Alors qu'Emmanuel Macron célébrait le 9 octobre 2025 l'entrée au Panthéon "avec les Lumières et l'esprit de 1789" de l'ancien garde des Sceaux (1981-1986), décédé en février 2024, certaines personnalités politiques ont critiqué l'impact de sa politique pénale.
La députée européenne d'extrême droite Marion Maréchal (Identité Libertés) a ainsi affirmé sur X que cet hommage national revenait à "sanctifier une vision de la justice qui a désarmé la société face aux criminels", critiquant le "laxisme judiciaire" de Robert Badinter (lien archivé ici) .
Eric Zemmour a quant à lui soutenu que "la patrie n'est pas reconnaissante au ministre de la Justice qui, dès son arrivée place Vendôme en mai 1981, a vidé les prisons" (lien archivé ici). "Combien de vols, de viols, de meurtres, combien de victimes éplorées ont-elles pâti de cette fausse générosité ?", s'est interrogé le président du parti d'extrême droite Reconquête, qui avait déjà affirmé en 2024 que "M. Badinter" avait, à son arrivée au ministère de la Justice en 1981, "libéré 40% des prisonniers de l'époque" par "une loi d'amnistie" (lien archivé ici).

Un chiffre également avancé le 8 octobre 2025 par Hervé Lehman, avocat et ancien juge d'instruction (lien archivé ici), dans une interview au Figaro (lien archivé ici), particulièrement reprise sur les réseaux sociaux (ici et là).
"La première chose que [Robert Badinter] va faire quand il est nommé garde des Sceaux, ce n'est pas la suppression de la peine de mort, c'est de vider les prisons. On l'a oublié, mais en juin-juillet 1981, par des grâces et par une loi d'amnistie, 40% des détenus quittent les prisons", affirme-t-il, en soutenant que M. Badinter est "contre la prison" car il la juge "criminogène".
L'ancien magistrat ajoute : "40% des détenus qui sont libérés en deux mois, c'est énorme, ça ne s'est jamais vu depuis. [...] Deux ans après, ils étaient tous revenus en prison. Vous avez eu une hausse de la délinquance très importante à la suite de ces sorties : quand vous mettez dehors des dizaines de milliers de délinquants, ça crée de la délinquance. Et puis ils sont revenus en prison peu à peu."
Mais, comme l'AFP a pu le vérifier, ce chiffre est infondé : les mesures d'amnistie et de grâce adoptées à l'été 1981 n'ont pas entraîné la libération de "40% des détenus", ni de "dizaines de milliers de délinquants" en deux mois.

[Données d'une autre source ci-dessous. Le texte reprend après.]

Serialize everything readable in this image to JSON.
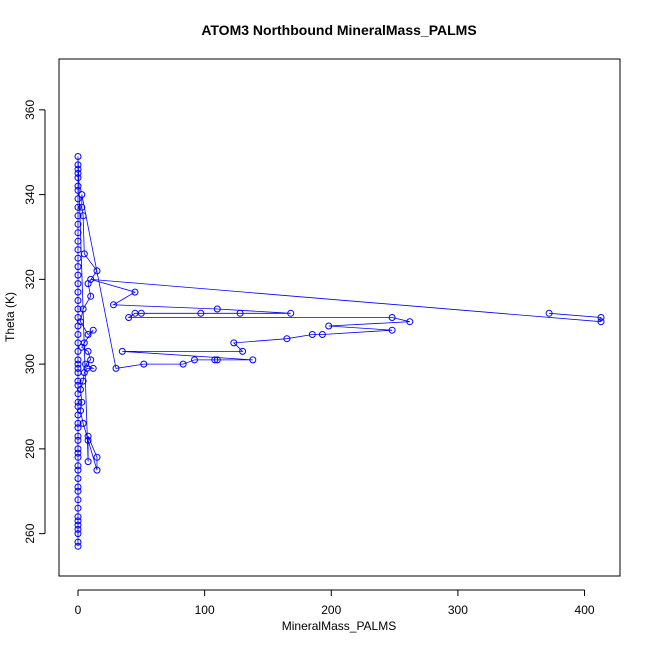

D'après les calculs réalisés par l'AFP à partir des données de l'administration pénitentiaire et d'une archive du journal Le Monde, ce pourcentage serait plutôt compris entre 13,2% et 15,5% de la population carcérale sur la période indiquée - entre juillet et août 1981, et pas juin/juillet 1981.
Un peu plus de 5.000 détenus libérés par la grâce et l'amnistie
Au 1er janvier 1981, à la fin du septennat de Valéry Giscard d'Estaing et quatre mois avant l'élection de François Mitterrand, on dénombrait 38.957 détenus dans les prisons françaises, selon un bulletin d'information statistique du ministère de la Justice de 1991 (lien archivé ici).
Le rythme annuel de croissance de l'effectif des prisons était alors de 7%, un chiffre "élevé", leur population étant ainsi passée de 26.032 détenus en 1975 à 38.957 en 1981.
A l'occasion de la fête nationale du 14 juillet 1981, François Mitterrand, premier président de gauche de la Ve République, signe, la veille, un décret de grâce collective pour certains condamnés.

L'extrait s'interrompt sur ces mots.